Don’t worry though, in my early days I have blown up a few accounts (as they say in trading) and when I look back I now know it was because I didn’t fully understand about R:R, Win Ratios and Percentage Measuring of Account. All of these are part of Money Management and learning the right way is crucial to becoming a successful forex trader.

In Summary…

Money Management or MM as it is described in trading is a very critical part of trading. Learning and having a full understanding of what it means and how to implement it into your trading plan and psychology can only point your into the right direction of becoming a successful trader.
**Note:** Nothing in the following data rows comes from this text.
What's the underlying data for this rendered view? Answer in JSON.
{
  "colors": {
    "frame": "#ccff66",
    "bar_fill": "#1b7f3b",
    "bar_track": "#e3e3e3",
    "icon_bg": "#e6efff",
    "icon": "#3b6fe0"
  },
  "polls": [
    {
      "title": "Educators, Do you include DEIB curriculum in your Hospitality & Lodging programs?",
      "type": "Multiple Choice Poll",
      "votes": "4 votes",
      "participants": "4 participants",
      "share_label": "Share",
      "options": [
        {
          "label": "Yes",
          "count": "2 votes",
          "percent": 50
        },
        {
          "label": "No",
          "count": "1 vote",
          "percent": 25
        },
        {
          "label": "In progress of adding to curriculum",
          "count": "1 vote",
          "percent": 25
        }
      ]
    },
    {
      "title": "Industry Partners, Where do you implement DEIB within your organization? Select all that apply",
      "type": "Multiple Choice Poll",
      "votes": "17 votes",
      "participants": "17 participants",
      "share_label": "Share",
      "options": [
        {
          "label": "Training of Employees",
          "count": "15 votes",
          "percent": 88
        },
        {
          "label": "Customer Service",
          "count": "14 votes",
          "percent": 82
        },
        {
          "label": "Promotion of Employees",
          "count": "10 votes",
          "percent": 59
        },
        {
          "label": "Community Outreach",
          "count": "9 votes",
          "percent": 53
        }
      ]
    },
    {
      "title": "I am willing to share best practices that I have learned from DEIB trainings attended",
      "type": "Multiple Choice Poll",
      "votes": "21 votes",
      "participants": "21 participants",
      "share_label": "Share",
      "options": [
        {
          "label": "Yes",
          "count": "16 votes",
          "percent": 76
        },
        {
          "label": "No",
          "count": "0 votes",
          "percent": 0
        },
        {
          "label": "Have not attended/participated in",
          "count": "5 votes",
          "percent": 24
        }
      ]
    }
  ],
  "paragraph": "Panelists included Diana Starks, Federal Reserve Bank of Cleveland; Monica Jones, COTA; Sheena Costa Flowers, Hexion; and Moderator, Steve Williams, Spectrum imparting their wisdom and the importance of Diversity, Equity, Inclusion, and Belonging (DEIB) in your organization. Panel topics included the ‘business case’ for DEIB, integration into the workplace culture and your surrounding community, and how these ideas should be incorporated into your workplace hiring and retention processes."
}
  • Understand what Core Equity and Account Balance is and what they mean
  • Understand what R:R is and means and how to use and implement it into your trading
  • Understand what Win Rate is and means and how to use it correctly
  • Measure your Stop Loss in percentage of your Core Equity/Account Balance and measure you success by percentage gains or losses
  • Decide on how much percent of your account you should risk per trade. I use 0.50% but others use up to 5% of their account. Find something that suits your risk profile but my recommendation is on the lower end.
  • Use the free Lot size calculator to manage your Money Management

With learning and understanding these five main points you will be heading in the right direction to becoming a successful profitable trader.